Я вам расскажу, как я провожу общую исповедь. Она у нас происходит четыре раза в году. Перед общей исповедью я произвожу две беседы, которые направлены на понимание того, чем является исповедь, чем является грех, чем является Божия правда, чем является жизнь во Христе. Каждая из этих бесед длится три четверти часа. Все собравшиеся сначала сидят, слушают, затем наступает получасовое молчание, в течение которого каждый должен продумать то, что он слышал; продумать свою греховность; посмотреть на свою душу.
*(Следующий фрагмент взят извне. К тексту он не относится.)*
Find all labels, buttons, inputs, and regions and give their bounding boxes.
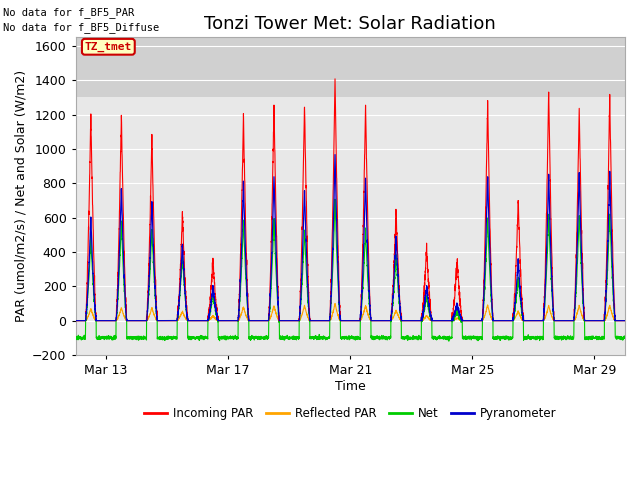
X-axis label: Time: Time (335, 380, 365, 393)
Title: Tonzi Tower Met: Solar Radiation: Tonzi Tower Met: Solar Radiation (204, 15, 496, 33)
Text: No data for f_BF5_PAR: No data for f_BF5_PAR (3, 7, 134, 18)
Text: No data for f_BF5_Diffuse: No data for f_BF5_Diffuse (3, 22, 159, 33)
Legend: Incoming PAR, Reflected PAR, Net, Pyranometer: Incoming PAR, Reflected PAR, Net, Pyrano… (139, 402, 561, 425)
Text: TZ_tmet: TZ_tmet (84, 42, 132, 52)
Y-axis label: PAR (umol/m2/s) / Net and Solar (W/m2): PAR (umol/m2/s) / Net and Solar (W/m2) (15, 70, 28, 322)
Bar (76, 37, 625, 97)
А потом бывает общая исповедь: мы собираемся в середине церкви, я надеваю епитрахиль, перед нами Евангелие, и обыкновенно я читаю покаянный канон Господу Иисусу Христу. Под влиянием этого канона я произношу вслух свою собственную исповедь не о формальностях, а о том, в чем меня попрекает моя совесть, и что открывает передо мной читаемый мной канон. Каждый раз исповедь бывает разная, потому что слова этого канона всякий раз меня обличают по иному, в другом. Я каюсь перед всеми людьми, называю вещи своими именами не для того, чтобы они меня потом упрекали конкретно в том или ином грехе, а чтобы каждый грех был раскрыт перед ними как мой собственный. Если я не чувствую, произнося эту исповедь, что я истинно кающийся, то и это произношу в качестве исповеди. “Прости меня. Господи. Вот я произнес эти слова, но они до моей души не дошли”.
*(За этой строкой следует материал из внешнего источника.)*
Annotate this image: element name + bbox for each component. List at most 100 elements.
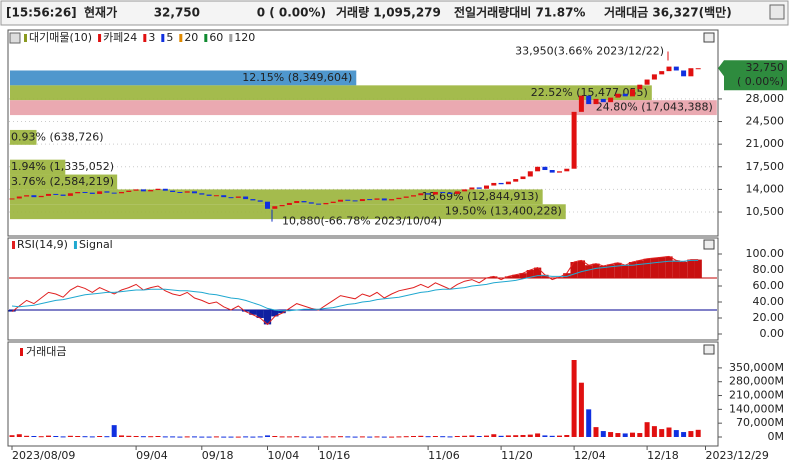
volume-bar <box>199 436 205 438</box>
rsi-fill <box>672 260 680 278</box>
legend-swatch <box>179 34 183 42</box>
x-tick-label: 09/18 <box>202 449 234 462</box>
volume-bar <box>564 435 570 437</box>
volume-bar <box>615 433 621 437</box>
candle <box>396 197 402 200</box>
profile-label: 12.15% (8,349,604) <box>242 71 352 84</box>
amount: 거래대금 36,327(백만) <box>604 5 732 20</box>
profile-bar <box>10 174 118 190</box>
legend-label: Signal <box>79 238 113 251</box>
y-tick-label: 140,000M <box>729 402 784 415</box>
candle <box>38 195 44 198</box>
x-tick-label: 12/04 <box>574 449 606 462</box>
volume-bar <box>651 426 657 437</box>
volume-bar <box>31 436 37 438</box>
volume-bar <box>330 436 336 438</box>
current-price: 32,750 <box>746 61 785 74</box>
profile-bar <box>10 129 37 145</box>
volume-bar <box>630 432 635 437</box>
legend-label: 60 <box>209 31 223 44</box>
y-tick-label: 0M <box>768 430 785 443</box>
volume-bar <box>177 436 183 438</box>
candle <box>381 198 387 201</box>
y-tick-label: 28,000 <box>746 92 785 105</box>
rsi-fill <box>256 310 264 318</box>
current-price-box <box>718 60 787 91</box>
volume-bar <box>571 360 577 437</box>
volume-bar <box>644 422 650 437</box>
panel-button[interactable] <box>9 32 21 44</box>
y-tick-label: 24,500 <box>746 115 785 128</box>
volume-bar <box>462 435 468 437</box>
candle <box>192 191 197 194</box>
volume-bar <box>213 436 219 438</box>
legend-swatch <box>204 34 208 42</box>
volume-bar <box>67 435 73 437</box>
time: [15:56:26] <box>6 6 77 20</box>
volume-bar <box>673 430 679 437</box>
candle <box>140 189 146 192</box>
candle <box>67 193 73 196</box>
y-tick-label: 40.00 <box>753 295 785 308</box>
candle <box>323 202 329 205</box>
candle <box>447 192 453 194</box>
candle <box>622 93 628 97</box>
volume-bar <box>520 435 526 437</box>
candle <box>403 196 409 198</box>
y-tick-label: 60.00 <box>753 279 785 292</box>
volume-bar <box>469 435 475 437</box>
candle <box>177 191 183 193</box>
volume-bar <box>586 409 592 437</box>
candle <box>462 189 468 192</box>
volume-bar <box>608 432 614 437</box>
volume-bar <box>454 436 460 438</box>
candle <box>374 198 380 200</box>
profile-bar <box>10 189 543 205</box>
candle <box>432 191 438 195</box>
candle <box>316 203 322 205</box>
candle <box>425 193 431 195</box>
legend-swatch <box>24 34 27 42</box>
volume-bar <box>476 436 482 438</box>
volume-bar <box>75 436 81 438</box>
panel-button[interactable] <box>703 239 715 250</box>
candle <box>578 95 584 112</box>
volume-bar <box>126 435 132 437</box>
rsi-panel <box>7 237 719 341</box>
candle <box>527 171 533 177</box>
candle <box>651 74 657 80</box>
volume-bar <box>513 435 519 437</box>
profile-bar <box>10 159 66 175</box>
rsi-fill <box>533 267 542 278</box>
volume-bar <box>535 433 541 437</box>
x-tick-label: 11/20 <box>501 449 533 462</box>
profile-bar <box>10 70 357 86</box>
y-tick-label: 21,000 <box>746 137 785 150</box>
legend-label: 카페24 <box>103 31 137 44</box>
candle <box>257 200 263 202</box>
x-tick-label: 2023/12/29 <box>706 449 769 462</box>
volume-bar <box>308 436 314 438</box>
volume-bar <box>695 429 701 437</box>
panel-button[interactable] <box>703 32 715 43</box>
candle <box>184 191 190 193</box>
rsi-fill <box>519 273 527 278</box>
y-tick-label: 100.00 <box>746 247 785 260</box>
candle <box>491 182 497 186</box>
candle <box>265 201 270 209</box>
volume-bar <box>228 436 234 438</box>
volume-bar <box>425 436 431 438</box>
y-tick-label: 0.00 <box>760 327 785 340</box>
candle <box>111 192 117 194</box>
volume-bar <box>243 436 249 438</box>
x-tick-label: 10/04 <box>268 449 300 462</box>
volume-bar <box>24 435 30 437</box>
candle <box>279 204 285 207</box>
legend-swatch <box>98 34 102 42</box>
panel-button[interactable] <box>703 344 715 355</box>
menu-button[interactable] <box>769 4 785 20</box>
rsi-fill <box>636 260 644 278</box>
rsi-fill <box>592 263 600 278</box>
line-series <box>11 259 699 312</box>
volume-bar <box>549 435 555 437</box>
Эта исповедь обыкновенно длится три четверти часа, или полчаса, или сорок минут в зависимости от того, что я могу поисповедовать перед людьми. Одновременно со мной люди исповедуются молча, а иногда как бы вслух говорят: “Да, Господи. Прости меня, Господи. И я в этом виноват”. Это является моей личной исповедью, и, к сожалению, я настолько греховен и настолько похож на каждого, находящегося при этом действии, что мои слова раскрывают перед людьми их собственную греховность. После этого мы молимся: читаем часть покаянного канона; читаем молитвы перед Святым Причащением: не все, а избранные, которые относятся к тому, о чем я говорил, и как я исповедовался. Затем все встают на колени, и я произношу общую разрешительную молитву, чтобы каждый, кто считает нужным подойти и отдельно рассказать о том или другом грехе, мог бы это свободно сделать. Я на опыте знаю, что такая исповедь учит людей произносить частную исповедь. Я знаю многих людей, которые мне говорили, что они не знают, с чем придти на исповедь, что они согрешили против множества заповедей Христовых, сделали очень много дурного, но не могут собрать это в покаянную исповедь. А после такой исповеди, общей, люди приходят ко мне и говорят, что они теперь знают, как надо исповедовать свою собственную душу, что они этому научились, опираясь на молитвы Церкви, на покаянный канон, на то, как я сам в их присутствии исповедовал свою душу, и на чувства других людей, которые эту же самую исповедь воспринимали как свою. Поэтому после общей разрешительной молитвы люди, которые считают, что они должны что-то частным образом, отдельно поисповедовать, подходят и исповедуют. Я думаю, что это очень важно: общая исповедь становится уроком того, как исповедоваться лично.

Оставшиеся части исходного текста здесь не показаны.